Gov. Fob James put Alabama in the national spotlight with his bold statement to guard the Ten Commandments plaque in Moore’s courtroom with force if necessary. But in the midst of national praise and condemnation from religious and legal scholars, James has no intention of backing down on his promise.

“Oh, he’s very serious,” said James’ press secretary, Alfred Sawyer, Feb. 13. After making the comment to Alabama Baptists and state legislators Feb. 5, James appeared in live interviews on “CBS This Morning,” Fox News Network and CNN. “He has every intention of using the National Guard to protect the courtroom from anyone coming in and taking the Ten Commandments down.”

Although Moore appreciates the governor’s support, he would not comment about James’ resolve to use government troops, because the Ten Commandments issue is not resolved. He noted, however, the debate over using the National Guard to defend the Ten Commandments could come down to a power struggle between the state’s top judicial branch and executive branch.

Alabama Attorney General Bill Pryor, who filed Moore’s original case in state court in 1995, said he does not anticipate any confrontation between the National Guard and Judge Price’s order because he does not expect the Alabama Supreme Court to rule against Judge Moore. Pryor would not comment on what legal arguments he would use to justify calling in the troops to defend the Ten Commandments if necessary.

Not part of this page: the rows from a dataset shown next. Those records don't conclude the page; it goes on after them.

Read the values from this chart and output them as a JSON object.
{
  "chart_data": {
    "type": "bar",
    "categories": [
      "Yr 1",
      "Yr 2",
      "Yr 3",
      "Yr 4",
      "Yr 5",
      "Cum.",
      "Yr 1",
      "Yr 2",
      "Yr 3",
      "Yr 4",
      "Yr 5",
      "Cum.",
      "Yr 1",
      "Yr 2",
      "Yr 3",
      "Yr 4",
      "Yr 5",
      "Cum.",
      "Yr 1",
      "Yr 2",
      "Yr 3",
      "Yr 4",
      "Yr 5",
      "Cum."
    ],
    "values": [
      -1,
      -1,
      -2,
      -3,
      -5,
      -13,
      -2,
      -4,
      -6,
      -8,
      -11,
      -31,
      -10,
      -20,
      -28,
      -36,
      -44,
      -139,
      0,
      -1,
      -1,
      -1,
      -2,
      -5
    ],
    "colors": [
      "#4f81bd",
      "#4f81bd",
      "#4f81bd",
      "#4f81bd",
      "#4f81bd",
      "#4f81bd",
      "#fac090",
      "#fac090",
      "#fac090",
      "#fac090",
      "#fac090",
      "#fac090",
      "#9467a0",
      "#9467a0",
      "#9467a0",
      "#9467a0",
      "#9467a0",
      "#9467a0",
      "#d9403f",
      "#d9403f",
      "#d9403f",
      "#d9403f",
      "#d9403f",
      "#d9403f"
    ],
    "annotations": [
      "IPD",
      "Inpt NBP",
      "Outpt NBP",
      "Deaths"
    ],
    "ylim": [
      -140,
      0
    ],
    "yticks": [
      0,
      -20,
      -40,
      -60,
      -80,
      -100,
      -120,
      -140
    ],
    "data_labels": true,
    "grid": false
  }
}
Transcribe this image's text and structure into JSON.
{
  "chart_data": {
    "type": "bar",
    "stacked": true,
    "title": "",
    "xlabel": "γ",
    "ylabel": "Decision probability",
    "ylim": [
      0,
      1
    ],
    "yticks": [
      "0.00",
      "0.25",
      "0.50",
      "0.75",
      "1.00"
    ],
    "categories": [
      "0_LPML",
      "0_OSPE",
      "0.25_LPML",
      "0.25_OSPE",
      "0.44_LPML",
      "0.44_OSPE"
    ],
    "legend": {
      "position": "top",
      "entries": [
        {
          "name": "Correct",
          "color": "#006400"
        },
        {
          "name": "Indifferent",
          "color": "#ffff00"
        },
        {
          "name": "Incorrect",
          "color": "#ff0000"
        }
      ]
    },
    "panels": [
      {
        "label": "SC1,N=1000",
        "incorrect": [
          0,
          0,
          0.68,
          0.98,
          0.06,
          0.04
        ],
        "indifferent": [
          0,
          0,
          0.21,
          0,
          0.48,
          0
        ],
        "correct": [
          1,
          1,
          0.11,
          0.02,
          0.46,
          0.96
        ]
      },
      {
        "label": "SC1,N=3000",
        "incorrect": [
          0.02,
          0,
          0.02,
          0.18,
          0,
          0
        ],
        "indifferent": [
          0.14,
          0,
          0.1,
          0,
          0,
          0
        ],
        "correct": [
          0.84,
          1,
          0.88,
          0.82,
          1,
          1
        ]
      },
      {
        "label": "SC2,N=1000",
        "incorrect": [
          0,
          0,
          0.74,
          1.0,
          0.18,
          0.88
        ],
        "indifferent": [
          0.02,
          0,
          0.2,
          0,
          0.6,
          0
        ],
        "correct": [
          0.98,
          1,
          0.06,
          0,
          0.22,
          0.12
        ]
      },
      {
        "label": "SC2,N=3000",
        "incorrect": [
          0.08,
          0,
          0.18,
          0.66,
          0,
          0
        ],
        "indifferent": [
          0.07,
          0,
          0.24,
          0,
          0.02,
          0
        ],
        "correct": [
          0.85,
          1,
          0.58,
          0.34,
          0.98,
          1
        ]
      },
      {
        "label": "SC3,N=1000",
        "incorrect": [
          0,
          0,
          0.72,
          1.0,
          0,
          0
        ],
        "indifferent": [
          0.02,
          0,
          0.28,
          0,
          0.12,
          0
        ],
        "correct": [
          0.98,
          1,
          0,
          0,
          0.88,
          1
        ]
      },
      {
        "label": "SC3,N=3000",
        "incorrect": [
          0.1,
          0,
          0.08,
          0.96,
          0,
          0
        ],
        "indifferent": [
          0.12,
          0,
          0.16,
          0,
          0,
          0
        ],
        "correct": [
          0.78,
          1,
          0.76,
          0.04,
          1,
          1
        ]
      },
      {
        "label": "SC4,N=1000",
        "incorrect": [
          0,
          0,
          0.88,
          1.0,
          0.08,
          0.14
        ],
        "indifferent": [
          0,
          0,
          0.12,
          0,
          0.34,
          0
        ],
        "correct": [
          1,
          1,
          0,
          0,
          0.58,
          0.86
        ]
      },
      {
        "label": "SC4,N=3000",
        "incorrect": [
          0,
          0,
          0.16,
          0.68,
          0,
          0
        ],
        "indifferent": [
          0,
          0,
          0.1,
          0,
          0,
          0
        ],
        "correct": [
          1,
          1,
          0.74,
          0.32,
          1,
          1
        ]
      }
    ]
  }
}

Rather, Pryor is counting on the Alabama Supreme Court to consider Marsh v. Chambers as the precedent to follow in Judge Moore’s situation. “I think when the court looks at that case, this issue is very simple,” Pryor said.

That 1983 Supreme Court case allowed the Nebraska legislature to open its daily sessions with a prayer. However, some First Amendment scholars disagree that the Nebraska case applies to Moore’s legal battle. Charles D. Cole, professor of constitutional law and civil procedure at Samford University’s Cumberland Law School in Birmingham, Ala., noted the Marsh case applied to a lawmaking body made up of adults who could choose to be present for the prayer. Furthermore, Cole noted, the Supreme Court justified its Marsh decision on the framers of the Constitution, saying it was constitutional to open the legislative session with a prayer.

“But the framers were not talking about, and they never considered, prayers in court,” Cole said. “That’s a stretch.”

Other church-state experts refer to the legal basis for the 1991 11th Circuit decision that banned a North Carolina judge from opening court with prayer, or the 1993 Fourth Circuit ruling against displaying the Ten Commandments in court.

Cole said he considers the display of the Ten Commandments to be a violation of the First Amendment because the nation is pluralistic and tolerant of all religious beliefs.

“I understand our separation of church and state to mean the state stays out of the church’s business and the church stays out of the government’s business,” Cole said. “I think persons going in to Judge Moore’s court would feel compelled to bend to his beliefs,” he added, noting he felt uncomfortable when he walked into a courtroom in Brazil where a crucifix was hanging above the judge’s bench. “I was not accustomed to a government-established religion.”

Moore, however, does not believe he is establishing a religion but rather upholding his duty to acknowledge God. In fact, by not acknowledging God, he said he would be establishing a religion — atheism.

“Society in the 1700s defined religion in one way — as duties to God,” Moore said, noting the Supreme Court opens its sessions with “God save this honorable court” and Congress begins with prayer. “To say a circuit judge cannot acknowledge God doesn’t make sense.”